Di basis NU, paham Sepilis [Sekulerisme-Pluralisme-Liberalisme] terus mendapat perlawanan sengit dari para kiai. Selain mengkonter lewat pemikiran, NU juga berkomitmen mengikis habis paham sesat tersebut.
Sebanyak 40 pengasuh pesantren dari 18 Pondok Pesantren di Kota Blitar berkumpul di Aula PP Tarbiyatul Falah Putri, Jalan Manggar Sukorejo, Blitar, Jawa Timur, Senin (14/4). Tak seperti biasanya, malam itu, para kiai yang kebanyakan sudah berumur tersebut berkumpul justru untuk "mengaji". Tema yang dibahas cukup aktual dan dinilai penting untuk menghadapi fenomena yang berkembang akhir-akhir ini, yakni maraknya aliran dan pemikiran sesat.
Menurut tuan rumah, Pengasuh PP Tarbiyatul Falah KH Abdul Karim Muhaimin, acara itu diselenggarakan sebab ditengarai adanya aliran dan pemikiran yang tidak sepaham dengan NU (Nahdhatul Ulama) dan sudah masuk ke Kota Blitar. ''Di kalangan nahdhiyyin (warga NU, red) Blitar, sudah mulai marak, misalnya, pendapat bahwa al-Quran bersifat diskriminatif, terutama dalam masalah waris, juga melenturnya akidah umat di kalangan NU, bahwa semua agama itu sama benarnya. Pikiran itu muncul dari anak-anak muda, rata-rata santri pesantren yang kemudian melanjutkan ke jenjang kuliah. Dan lebih mengkhawatirkan lagi, mereka ada yang dari kalangan anak-anak kiai pengasuh pesantren," ujarnya.
Dalam sesi penyampaian aliran dan pemikiran sesat, Katib Syuriah PCNU Kota Blitar Drs Abdul Basyid membedah paham Isa Bugis yang menyebutkan bahwa ayat al¬Quran yang tidak bisa ditafsiri dengan akal, harus dibuang dan dimuseumkan. "Sedikit banyak anak-anak JIL (Jaringan Islam Liberal) terilhami, bahwa semua agama adalah sama," ujar Abdul Basyid.

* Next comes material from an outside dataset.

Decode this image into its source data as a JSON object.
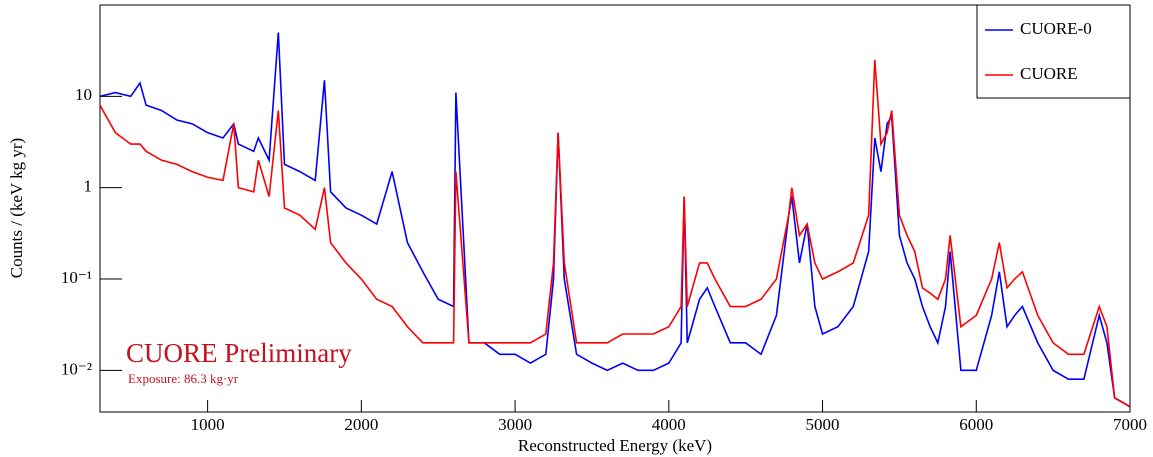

Dalam literatur klasik yang biasa dipelajari di pesantren, Wakil Ketua MUI Kota Blitar itu menegaskan, sebenarnya sudah banyak penjelasan yang bisa digunakan untuk menangkal paham-paham yang sepertinya baru itu. "Anak-anak JIL itu banyak mengatakan bahwa ayat¬ayat yang mengutuk perbuatan orang Yahudi dan Nasrani, itu tidak berlaku bagi umat Islam. Padahal kaidahnya, kullu ayatin waradat dzamman lil kuffar wal munafiqin, jarrat bidziliha 'ala ushatil mukminin. Setiap ayat yang teksnya mengecam perbuatan orang kafir dan kaum munafik, berlaku juga untuk pelaku maksiat dari kalangan kaum mukminin. Kaidah seperti ini sudah ada di Tafsir Tajul Muslimin yang biasa diajarkan di pesantren," beber Abdul Basyid.
Berbagai respon dari hadirin muncul atas penjelasan Wakil Ketua Lembaga Pendidikan Dakwah Masjid Agung (LPDMA) Kota Blitar itu. KH Daiman Aziz, Ketua Tanfidzi NU Kota Blitar, mengusulkan agar selanjutnya diadakan pertemuan rutin, dengan cara mensosialisasikan kepada jama'ah dalam setiap acara-acara pengajian, bahwa banyak sekali aliran dan pemikiran sesat seperti liberalisme, pluralisme, dan sekularisme itu. "Poro kiai ketika mengisi pengajian, yasinan, tahlil, dan lain-lain, diharap mensosialisakan masalah-masalah tadi, agar nahdhiyyin ini paham bahwa akidahnya sedang dirongrong pihak lain," pintanya.
Acara yang dimulai pukul 20.00 dan barn berakhir pukul 24.00 itu akhirnya merekomendasikan pembentukan Forum Komunikasi Pondok Pesantren se-Indonesia (FKPI) di Blitar. Programnya adalah mengadakan pengajian rutinan, berpindah-pindah antar pesantren, dan diikuti oleh para kiai. Keputusan kedua adalah program sharing informasi tentang paham-paham yang sekiranya perlu dipecahkan secara bersama.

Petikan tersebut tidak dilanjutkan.